2. Wastewater Treatment
In wastewater treatment plants, perforated ceramic balls are used in biofilters to support the growth of microorganisms that break down organic contaminants. The porous structure allows for a high level of oxygen exchange and nutrient absorption, supporting the biological treatment process. These balls are particularly useful in biological filtration systems where efficient waste removal is crucial.

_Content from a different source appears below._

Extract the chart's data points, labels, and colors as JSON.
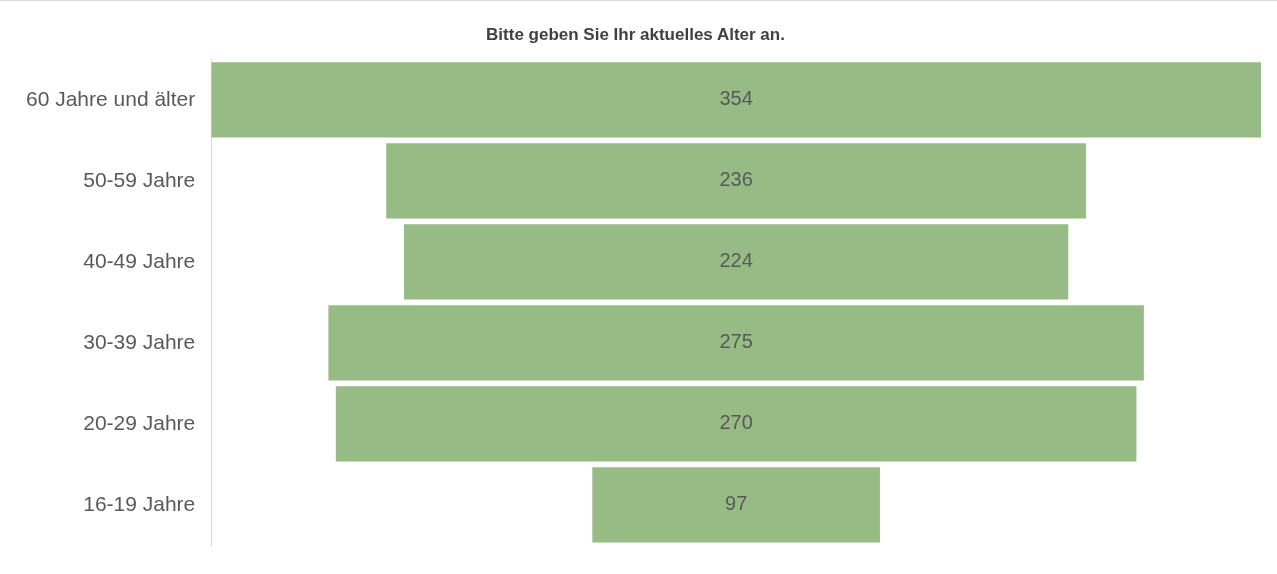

3. Gas Absorption and Scrubbing Systems
Perforated ceramic balls are utilized in gas absorption and scrubbing systems, where gases are passed through a liquid to remove contaminants. The increased surface area from the perforations helps to maximize the interaction between the gas and the liquid, improving the efficiency of the absorption process.
4. Air Purification and Filtration
In air filtration systems, perforated ceramic balls are used as a support medium for filters. Their porous structure enables efficient airflow while capturing dust, smoke, and other airborne particles. The ceramic material’s resistance to heat and chemicals ensures the longevity and effectiveness of the filtration process.
5. Heat Storage and Transfer
The high thermal stability of perforated ceramic balls makes them ideal for use in heat storage and heat transfer applications. In systems such as thermal energy storage (TES), these balls are used to store and transfer heat efficiently, ensuring consistent and reliable energy performance.